Word context, in a sentence, underpins the word embedding approach, which represents a word by an n-dimensional vector calculated from the local sentence context in which the word occurs (derived from a large amount of text). Words that are closer, in this vector space, are expected to have similar meanings. One technique for calculating the similarity between sentences is to compare the averages of the word embedding of the words they contain. However, care is needed; words appearing in the same context can create sentences having different meanings, as in the following (calculated sentence similarity in the comments):
import spacy nlp=spacy.load("en_core_web_md") # _md model needed for word vectors nlp("the screen is black").similarity(nlp("the screen is white")) # 0.9768339369182919 # closer to 1 the more similar the sentences nlp("implementing widgets would be little effort").similarity(nlp("implementing widgets would be a huge effort")) # 0.9636533803238744 nlp("the screen is black").similarity(nlp("implementing widgets would be a huge effort")) # 0.6596892830922606 |
The first pair of sentences are similar in that they are about the characteristics of an object (i.e., its colour), while the second pair are similar in that are about the quantity of something (i.e., implementation effort), and the third pair are not that similar.
The words in a document, or summary, are about some collection of topics. A set of related documents are likely to contain a discussion of a set of related topics in varying degrees. Latent Dirichlet allocation (LDA) is a widely used technique for calculating a set of (unseen) topics from a set of documents and their contained words.
A recent paper attempted to estimate task effort based on the similarity of the task descriptions (using tf-idf). My last semi-serious attempt to extract useful information from text, some years ago, was a miserable failure (it’s a very hard problem). Perhaps better techniques and tools are now available for me to leverage (my interest is in understanding what is going on, not making predictions).
My initial idea was to extract topics from task data, and then try to add these to regression models of task effort estimation, to see what impact they had. Searching to find out what researchers have recently been doing in this area, I was pleased to see that others were ahead of me, and had implemented R packages to do the heavy lifting, in particular:
- The
stm
package supports the creation of Structural Topic Models; these add support for covariates to influence the process of fitting LDA models, i.e., a correlation between the topics and other variables in the data. Uses of STM appear to be oriented towards teasing out differences in topics associated with different values of some variable (e.g., political party), and the package authors have written papers analysing political data. - The
psychtm
package supports what the authors call supervised latent Dirichlet allocation with covariates (SLDAX).

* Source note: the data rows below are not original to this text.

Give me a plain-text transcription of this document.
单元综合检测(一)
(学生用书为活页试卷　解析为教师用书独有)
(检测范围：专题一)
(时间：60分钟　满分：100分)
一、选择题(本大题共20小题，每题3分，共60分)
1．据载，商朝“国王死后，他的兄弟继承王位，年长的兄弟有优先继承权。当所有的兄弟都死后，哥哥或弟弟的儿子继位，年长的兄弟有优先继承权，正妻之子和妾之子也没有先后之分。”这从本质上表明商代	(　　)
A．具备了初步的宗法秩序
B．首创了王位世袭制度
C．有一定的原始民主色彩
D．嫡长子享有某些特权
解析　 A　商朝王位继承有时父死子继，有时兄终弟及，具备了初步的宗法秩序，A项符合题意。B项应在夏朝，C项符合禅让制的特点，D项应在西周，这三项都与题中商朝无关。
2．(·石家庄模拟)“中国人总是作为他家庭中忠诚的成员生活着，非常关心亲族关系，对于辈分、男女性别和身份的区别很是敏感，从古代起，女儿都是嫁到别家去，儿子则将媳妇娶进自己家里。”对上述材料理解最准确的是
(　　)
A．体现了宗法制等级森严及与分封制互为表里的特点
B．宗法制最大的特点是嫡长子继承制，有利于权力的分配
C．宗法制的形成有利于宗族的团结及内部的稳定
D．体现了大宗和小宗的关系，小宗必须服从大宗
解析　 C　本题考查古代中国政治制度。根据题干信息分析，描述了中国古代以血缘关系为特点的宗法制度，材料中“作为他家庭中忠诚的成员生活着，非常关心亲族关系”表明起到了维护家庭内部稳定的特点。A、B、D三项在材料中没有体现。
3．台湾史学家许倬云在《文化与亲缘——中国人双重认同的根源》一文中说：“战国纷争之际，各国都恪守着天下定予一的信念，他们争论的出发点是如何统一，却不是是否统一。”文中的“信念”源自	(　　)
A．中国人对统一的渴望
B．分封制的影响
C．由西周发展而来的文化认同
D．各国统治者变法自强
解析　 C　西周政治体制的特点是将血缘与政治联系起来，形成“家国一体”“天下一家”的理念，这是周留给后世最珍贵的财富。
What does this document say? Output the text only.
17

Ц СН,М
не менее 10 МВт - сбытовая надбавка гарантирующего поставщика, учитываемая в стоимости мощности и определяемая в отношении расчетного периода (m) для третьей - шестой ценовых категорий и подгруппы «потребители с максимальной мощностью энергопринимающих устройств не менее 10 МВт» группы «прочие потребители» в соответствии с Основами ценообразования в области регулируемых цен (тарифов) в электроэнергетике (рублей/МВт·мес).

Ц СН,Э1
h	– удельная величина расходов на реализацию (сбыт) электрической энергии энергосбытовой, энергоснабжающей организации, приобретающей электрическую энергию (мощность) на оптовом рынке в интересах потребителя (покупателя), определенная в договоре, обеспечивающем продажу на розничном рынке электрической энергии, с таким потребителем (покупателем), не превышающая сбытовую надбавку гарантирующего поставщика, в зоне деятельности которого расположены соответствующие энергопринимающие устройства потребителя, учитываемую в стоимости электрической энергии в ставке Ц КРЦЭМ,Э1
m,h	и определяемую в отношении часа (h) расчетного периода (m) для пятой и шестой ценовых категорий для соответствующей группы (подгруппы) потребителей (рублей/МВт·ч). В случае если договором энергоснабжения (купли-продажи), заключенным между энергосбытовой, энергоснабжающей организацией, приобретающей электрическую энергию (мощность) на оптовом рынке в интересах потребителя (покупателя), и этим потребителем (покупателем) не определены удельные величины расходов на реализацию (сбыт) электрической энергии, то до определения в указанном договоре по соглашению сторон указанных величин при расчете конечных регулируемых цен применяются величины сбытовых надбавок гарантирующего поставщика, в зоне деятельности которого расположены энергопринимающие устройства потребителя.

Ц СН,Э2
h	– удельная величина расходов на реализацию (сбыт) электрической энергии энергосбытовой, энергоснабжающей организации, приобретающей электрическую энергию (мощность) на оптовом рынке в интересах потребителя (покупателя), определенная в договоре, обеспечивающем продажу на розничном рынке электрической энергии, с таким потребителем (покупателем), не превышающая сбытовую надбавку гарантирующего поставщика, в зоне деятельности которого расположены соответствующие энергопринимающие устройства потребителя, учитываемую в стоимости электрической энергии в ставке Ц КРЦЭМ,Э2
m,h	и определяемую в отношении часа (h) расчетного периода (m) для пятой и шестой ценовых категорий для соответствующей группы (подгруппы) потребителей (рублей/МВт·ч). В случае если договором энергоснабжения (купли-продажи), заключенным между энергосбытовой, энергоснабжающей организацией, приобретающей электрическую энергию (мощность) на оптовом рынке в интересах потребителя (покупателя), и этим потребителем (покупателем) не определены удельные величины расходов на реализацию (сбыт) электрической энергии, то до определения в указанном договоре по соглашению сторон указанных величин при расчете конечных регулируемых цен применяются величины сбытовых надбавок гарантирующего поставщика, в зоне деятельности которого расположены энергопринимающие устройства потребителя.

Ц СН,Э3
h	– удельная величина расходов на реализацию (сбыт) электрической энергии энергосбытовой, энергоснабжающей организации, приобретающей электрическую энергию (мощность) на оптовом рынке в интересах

This handles all the details needed to include the extracted LDA topics in a regression model; exactly what I was after. The user interface and documentation for this package is not as polished as thestm
package, but the code held together as I fumbled my way through.
To experiment using these two packages I used the SiP dataset, which includes summary text for each task, and I have previously analysed the estimation task data.
The stm
package:
The textProcessor
function handles all the details of converting a vector of strings (e.g., summary text) to internal form (i.e., handling conversion to lower case, removing stop words, stemming, etc).
One of the input variables to the LDA process is the number of topics to use. Picking this value is something of a black art, and various functions are available for calculating and displaying concepts such as topic semantic coherence and exclusivity, the most commonly used words associated with a topic, and the documents in which these topics occur. Deciding the extent to which 10 or 15 topics produced the best results (values that sounded like a good idea to me) required domain knowledge that I did not have. The plot below shows the extent to which the words in topic 5 were associated with the Category
column having the value “Development” or “Management” (code+data):
The psychtm
package:
The prep_docs
function is not as polished as the equivalent stm
function, but the package’s first release was just last year.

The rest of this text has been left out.